Depuis son entrée en production, le champ Usan a bénéficié d’environ 16 milliards USD (environ 14 milliards d’euros) d’investissements. L’actif a permis d’extraire plus de 350 millions de barils de pétrole, et de générer près de 4,6 milliards USD (environ 4,024 milliards d’euros) de valeur pour le Nigeria.
Le nouveau programme doit également introduire de nouvelles technologies de forage. Il prévoit notamment un puits à extension horizontale de plus de 4 km destiné à atteindre une zone encore inexploitée du champ, ainsi que l’utilisation de systèmes de forage intelligents permettant de cibler plusieurs zones pétrolifères depuis un même puits.

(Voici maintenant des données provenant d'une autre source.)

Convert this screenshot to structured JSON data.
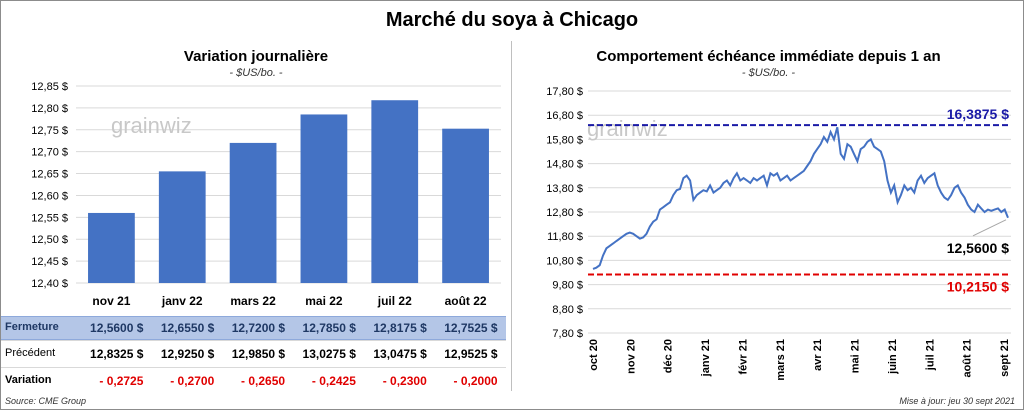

Une étape avant de nouveaux investissements offshore
L’investissement dans Usan s'inscrit dans une stratégie plus large d’ExxonMobil visant à renforcer sa présence dans les eaux profondes nigérianes. En avril dernier, le groupe avait indiqué envisager jusqu’à 24 milliards USD (environ 21 milliards d’euros) d’investissements dans plusieurs projets situés dans les eaux du pays le plus peuplé d'Afrique.
Parmi les développements envisagés figurent le champ Bosi, situé sur l’OML 133, dont le coût pourrait atteindre 16 milliards USD (environ 14 milliards d’euros), ainsi que le projet Owowo, réparti sur les blocs OPL 223 et OML 139 et évalué à environ 8 milliards USD (environ 7 milliards d’euros). Owowo, qui abriterait environ 1 milliard de barils de ressources pétrolières, pourrait franchir l’étape de la décision finale d’investissement au début de 2027.
Pour Abuja, l’enjeu est désormais de transformer cette nouvelle dynamique en volumes réels. Le retour d’ExxonMobil confirme l’amélioration du cadre d’investissement dans l’offshore nigérian, mais la capacité du pays à atteindre ses objectifs dépendra de la concrétisation effective des projets annoncés.